In the online environment colour provides interest as a visual tool to identify an item and for decorative perspectives. However, colour should not be the only means to convey information, like an action or prompt. If the contrast between the text and the background is not correct, colour can lose its appeal and make it difficult for a student to read the text.
- Do not rely on colour to convey information.
- Add text labels, patterns or symbols
- Avoid using red to attract attention – looks dull, not bright
- Ensure there is sufficient contrast between text and the background. Contrast helps older students and students using mobile devices particularly in poor lighting conditions.
- Use large, bold fonts on uncluttered pages with plain backgrounds.
- Use colour combinations that are high contrast and can be read by those who are colour blind.
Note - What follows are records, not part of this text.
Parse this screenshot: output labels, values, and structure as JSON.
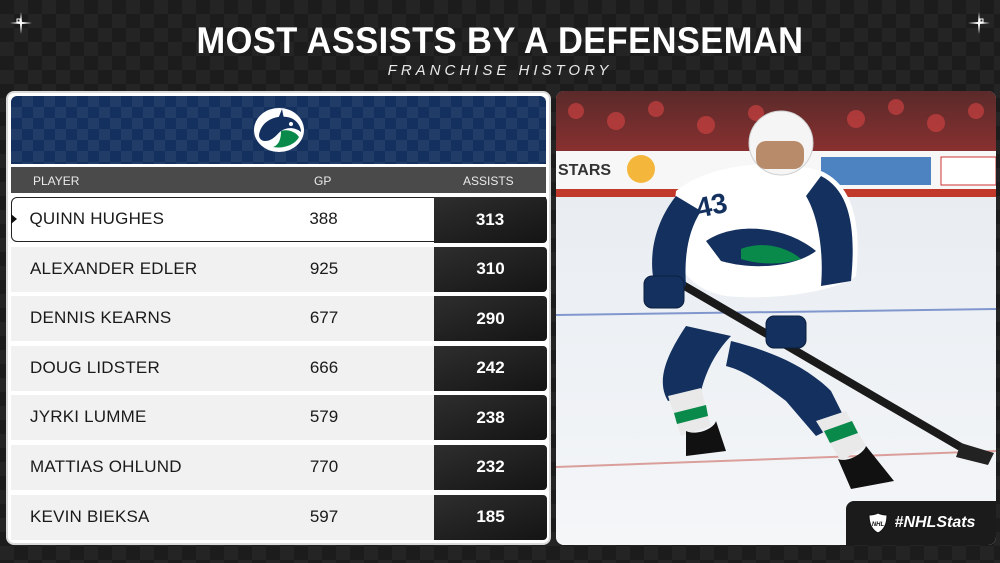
{
  "header": {
    "title": "MOST ASSISTS BY A DEFENSEMAN",
    "subtitle": "FRANCHISE HISTORY"
  },
  "team": {
    "logo_icon": "canucks-orca-logo-icon",
    "primary_color": "#13305e",
    "accent_color": "#0a8a4a"
  },
  "table": {
    "columns": {
      "player": "PLAYER",
      "gp": "GP",
      "assists": "ASSISTS"
    },
    "rows": [
      {
        "player": "QUINN HUGHES",
        "gp": "388",
        "assists": "313"
      },
      {
        "player": "ALEXANDER EDLER",
        "gp": "925",
        "assists": "310"
      },
      {
        "player": "DENNIS KEARNS",
        "gp": "677",
        "assists": "290"
      },
      {
        "player": "DOUG LIDSTER",
        "gp": "666",
        "assists": "242"
      },
      {
        "player": "JYRKI LUMME",
        "gp": "579",
        "assists": "238"
      },
      {
        "player": "MATTIAS OHLUND",
        "gp": "770",
        "assists": "232"
      },
      {
        "player": "KEVIN BIEKSA",
        "gp": "597",
        "assists": "185"
      }
    ]
  },
  "photo": {
    "boards_text": "STARS",
    "jersey_number": "43"
  },
  "brand": {
    "hashtag": "#NHLStats",
    "logo_icon": "nhl-shield-icon"
  }
}
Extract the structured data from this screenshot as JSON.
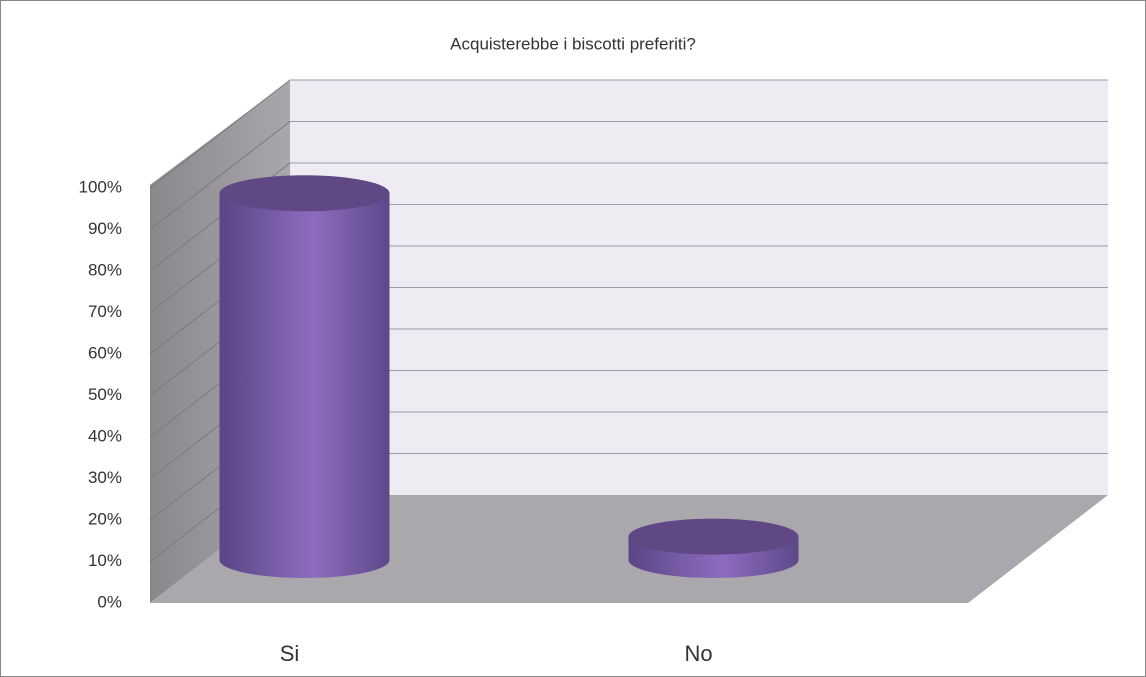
{
  "chart_data": {
    "type": "bar3d",
    "title": "Acquisterebbe i biscotti preferiti?",
    "categories": [
      "Si",
      "No"
    ],
    "values": [
      94,
      6
    ],
    "color": "#7f62aa",
    "ylim": [
      0,
      100
    ],
    "yticks": [
      {
        "value": 0,
        "label": "0%"
      },
      {
        "value": 10,
        "label": "10%"
      },
      {
        "value": 20,
        "label": "20%"
      },
      {
        "value": 30,
        "label": "30%"
      },
      {
        "value": 40,
        "label": "40%"
      },
      {
        "value": 50,
        "label": "50%"
      },
      {
        "value": 60,
        "label": "60%"
      },
      {
        "value": 70,
        "label": "70%"
      },
      {
        "value": 80,
        "label": "80%"
      },
      {
        "value": 90,
        "label": "90%"
      },
      {
        "value": 100,
        "label": "100%"
      }
    ],
    "grid": true
  }
}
More on Appropriate Contrast
The International Standards (WCAG 2.1) for contrast are measured by the difference in perceived ‘luminance’ or brightness between two colours. The brightness difference is expressed as a ration ranging from 1:1 (eg white text on a white background) to 21:1 (eg. Black text on a white background). Contrast requirements also apply to images of text.
Pure red (#FF0000) has a ration of 4:1. This is red text.
Pure green (#00FF00) has a very low ration of 1.4:1. This is green text.
Pure blue (#000FF) has a contrast ration of 8.6:1. This is blue text.
Use a contrast ratio of at least 4.5:1 for text and images of text, unless the text is decorative or part of a logo.
Large text (18 point or 14 point bold) is easier to read, so use a contrast ration of at least 3:1.
Test your content to ensure none of the meaning is lost when you remove the colours. Print your page in black and white, making sure the printing preferences are set to print background colours.